Getting started on a novel is probably the hardest part of writing. It is the same with most other pieces of work, of course, but with a novel being such a long and arduous undertaking, it is overwhelming to begin from scratch.
That is why I will not begin from scratch. I was floundering around, tossing ideas around and testing the waters. But I realized that the amount of research I would have to do in order to get a sense of my characters in all these outlandish plots was not feasible for a novel to be completed in a month.
So then I thought to myself that the one place I could look to for a wealth of knowledge was in my own past experiences. My own culture. Thank you, Rukmani, for making me see the error of my ways. I once asked you why you wrote in an Indian setting so often, and you told me quite simply, that it was because you were Indian. Something to that effect. At the time, I scoffed at my heritage and felt it to be too alienating to an American audience to write in that setting. However, now I realize that I would much rather write a novel in a familiar place because it will be better, than write something from a Point of View I cannot even begin to understand. It will be better.
I am trying to accept this. I am Indian. I was raised with very strong Indian values. I speak Hindi. Fluently. I am as much an Indian as I am American, though I was born on this soil and have lived here for many years. I have not forgotten that other country or its ways, and they come more naturally to me than trying to mimic the lives of families I have only seen from the outside and never experienced.

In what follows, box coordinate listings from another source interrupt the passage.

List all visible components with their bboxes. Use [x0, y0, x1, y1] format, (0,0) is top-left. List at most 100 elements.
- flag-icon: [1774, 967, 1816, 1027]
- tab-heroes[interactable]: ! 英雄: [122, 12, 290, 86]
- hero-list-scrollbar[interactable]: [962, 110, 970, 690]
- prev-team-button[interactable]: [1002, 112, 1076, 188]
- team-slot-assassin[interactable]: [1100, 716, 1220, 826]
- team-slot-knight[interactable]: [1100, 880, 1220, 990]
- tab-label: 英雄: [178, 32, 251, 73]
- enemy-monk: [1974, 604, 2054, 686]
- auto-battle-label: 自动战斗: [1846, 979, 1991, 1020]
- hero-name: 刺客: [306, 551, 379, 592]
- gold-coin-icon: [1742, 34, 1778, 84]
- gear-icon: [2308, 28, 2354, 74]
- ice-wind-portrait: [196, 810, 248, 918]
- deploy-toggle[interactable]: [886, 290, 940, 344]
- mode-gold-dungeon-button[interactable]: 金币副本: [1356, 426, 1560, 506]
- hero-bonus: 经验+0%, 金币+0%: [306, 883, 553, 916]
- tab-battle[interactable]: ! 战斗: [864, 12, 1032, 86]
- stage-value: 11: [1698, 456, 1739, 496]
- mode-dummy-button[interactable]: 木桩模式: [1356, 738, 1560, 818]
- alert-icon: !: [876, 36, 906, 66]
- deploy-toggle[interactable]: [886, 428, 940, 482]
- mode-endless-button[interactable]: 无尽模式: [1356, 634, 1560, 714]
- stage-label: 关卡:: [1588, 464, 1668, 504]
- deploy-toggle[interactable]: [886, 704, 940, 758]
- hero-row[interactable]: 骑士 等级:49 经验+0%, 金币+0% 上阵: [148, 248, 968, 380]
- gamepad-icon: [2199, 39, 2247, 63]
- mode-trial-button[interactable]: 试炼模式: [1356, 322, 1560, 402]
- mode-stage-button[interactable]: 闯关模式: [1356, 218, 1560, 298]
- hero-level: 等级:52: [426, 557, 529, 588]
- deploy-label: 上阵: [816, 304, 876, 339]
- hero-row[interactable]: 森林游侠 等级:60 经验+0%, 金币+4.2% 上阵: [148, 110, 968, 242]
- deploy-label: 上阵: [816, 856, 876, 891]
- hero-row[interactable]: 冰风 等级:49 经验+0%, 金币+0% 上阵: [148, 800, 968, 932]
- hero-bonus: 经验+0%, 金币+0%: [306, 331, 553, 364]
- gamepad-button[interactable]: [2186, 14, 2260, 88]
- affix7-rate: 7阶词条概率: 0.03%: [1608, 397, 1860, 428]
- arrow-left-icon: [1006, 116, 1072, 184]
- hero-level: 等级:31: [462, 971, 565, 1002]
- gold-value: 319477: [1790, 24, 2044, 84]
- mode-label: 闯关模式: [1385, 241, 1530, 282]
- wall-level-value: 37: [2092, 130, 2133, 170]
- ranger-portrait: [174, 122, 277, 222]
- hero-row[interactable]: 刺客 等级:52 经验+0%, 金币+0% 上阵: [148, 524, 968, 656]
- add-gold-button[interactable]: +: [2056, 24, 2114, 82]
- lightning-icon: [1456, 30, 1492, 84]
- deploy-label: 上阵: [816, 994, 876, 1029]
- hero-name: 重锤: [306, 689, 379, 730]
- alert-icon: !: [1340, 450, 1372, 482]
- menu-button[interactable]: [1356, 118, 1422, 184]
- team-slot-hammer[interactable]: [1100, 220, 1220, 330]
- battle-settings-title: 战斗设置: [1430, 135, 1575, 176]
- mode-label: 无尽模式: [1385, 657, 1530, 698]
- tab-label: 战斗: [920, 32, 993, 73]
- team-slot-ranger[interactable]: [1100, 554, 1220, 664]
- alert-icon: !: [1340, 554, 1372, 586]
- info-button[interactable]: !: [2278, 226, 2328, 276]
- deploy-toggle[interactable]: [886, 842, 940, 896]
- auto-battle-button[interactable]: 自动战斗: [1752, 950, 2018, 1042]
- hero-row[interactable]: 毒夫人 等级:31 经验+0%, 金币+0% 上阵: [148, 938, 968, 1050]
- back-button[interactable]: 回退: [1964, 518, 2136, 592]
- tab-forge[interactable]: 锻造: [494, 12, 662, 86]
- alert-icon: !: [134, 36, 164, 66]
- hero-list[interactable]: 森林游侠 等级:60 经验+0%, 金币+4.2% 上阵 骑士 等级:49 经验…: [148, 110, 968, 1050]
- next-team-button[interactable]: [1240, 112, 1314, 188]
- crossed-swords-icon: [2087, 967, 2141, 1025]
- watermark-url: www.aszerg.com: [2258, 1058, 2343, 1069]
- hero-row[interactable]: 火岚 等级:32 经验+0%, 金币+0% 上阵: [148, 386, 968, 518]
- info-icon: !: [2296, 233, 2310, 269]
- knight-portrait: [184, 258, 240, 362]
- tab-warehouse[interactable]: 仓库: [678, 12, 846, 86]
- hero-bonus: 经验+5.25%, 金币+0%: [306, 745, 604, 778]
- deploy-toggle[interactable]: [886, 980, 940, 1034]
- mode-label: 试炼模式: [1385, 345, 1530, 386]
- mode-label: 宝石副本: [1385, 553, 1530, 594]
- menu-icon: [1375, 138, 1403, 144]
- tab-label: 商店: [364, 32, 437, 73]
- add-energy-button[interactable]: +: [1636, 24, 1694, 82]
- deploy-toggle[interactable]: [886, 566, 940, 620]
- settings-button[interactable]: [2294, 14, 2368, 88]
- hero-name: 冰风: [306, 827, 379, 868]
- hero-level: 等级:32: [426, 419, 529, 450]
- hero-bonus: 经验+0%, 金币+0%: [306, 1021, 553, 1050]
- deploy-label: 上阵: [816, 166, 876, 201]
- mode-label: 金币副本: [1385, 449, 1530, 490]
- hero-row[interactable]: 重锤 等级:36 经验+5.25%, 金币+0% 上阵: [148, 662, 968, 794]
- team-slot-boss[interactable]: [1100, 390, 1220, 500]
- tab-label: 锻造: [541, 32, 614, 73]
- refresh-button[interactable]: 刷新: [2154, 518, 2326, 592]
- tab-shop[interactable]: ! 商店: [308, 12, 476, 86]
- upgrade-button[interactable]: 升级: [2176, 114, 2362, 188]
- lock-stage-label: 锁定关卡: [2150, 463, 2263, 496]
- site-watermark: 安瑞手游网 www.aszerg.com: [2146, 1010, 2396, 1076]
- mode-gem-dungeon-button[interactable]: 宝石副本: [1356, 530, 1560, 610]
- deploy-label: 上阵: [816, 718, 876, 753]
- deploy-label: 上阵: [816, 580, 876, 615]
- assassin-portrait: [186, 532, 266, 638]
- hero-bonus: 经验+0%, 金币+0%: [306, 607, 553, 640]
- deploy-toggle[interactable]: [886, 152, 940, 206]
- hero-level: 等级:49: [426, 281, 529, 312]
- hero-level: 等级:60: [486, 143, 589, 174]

I would have to live in a white girl’s shoes to do her story any justice.
So here we are, at a bit of a crossroads. I accept that my stories will be better when they call upon my roots rather than somebody else’s.
With that thought in mind, here is a beginning excerpt of my novel. I do not know if it will stay in the final draft or not, but the seeds of my story are here. It isn’t much; less than 400 words are posted here. But still, it is a start and I want to pursue the story that I see taking shape. Enjoy!
AS YET UNNAMED
Riya sat at the edge of her bed. Her dupatta covered her face and she was thoroughly nervous and unprepared for whatever the night held in store for her.
Any other day, she would have changed into comfortable clothes, rid her face of the layers of makeup, and crawled into the covers. But tonight, she didn’t know what to expect. She didn’t know if Arjun was even going to sleep on the bed with her. When they had agreed, they had never planned for this. In fact, she had pretended that the details didn’t exist, as if saying yes to their marriage because he seemed a decent enough man was enough for the deed to be done.
Unfortunately, Indian families didn’t work that way, and Riya had endured nearly a month of festivities before she arrived to the bed this night. There were rose petals strewn across the bed, and they formed the alphabets A and R in the middle. The king sized bed had been outfitted with a beautiful and richly-colored coverlet of mahogany and varying shades of taupe. It was resplendent with pillows and surrounded by a gauzy veil of sheer beige lace. There were candles on the bedside tables and the windowsills, and whole atmosphere screamed of romance.
She knew Arjun’s two younger sisters, Sonali and Pooja, were behind the stunt. As his younger sisters, it was customary that they decorate the bridal chamber and welcome their sister-in-law into her new home. The wedding had passed by in a blur and the ongoing celebration and dances left Riya bubbling with excitement. It had felt like somebody else’s wedding at times, and the constant merriment had made her forget that she didn’t really know him. It had made her forget and for that, she was grateful.
That is, she was grateful most of the time. Right now, she heard the hushed giggles behind the door and she sat there, properly veiled in all her bridal finery, as a hanged woman awaiting her fate. Once he walked through that door, she did not know what would happen. She wasn’t sure what she wanted more – the considerate rejection or the farce of seduction.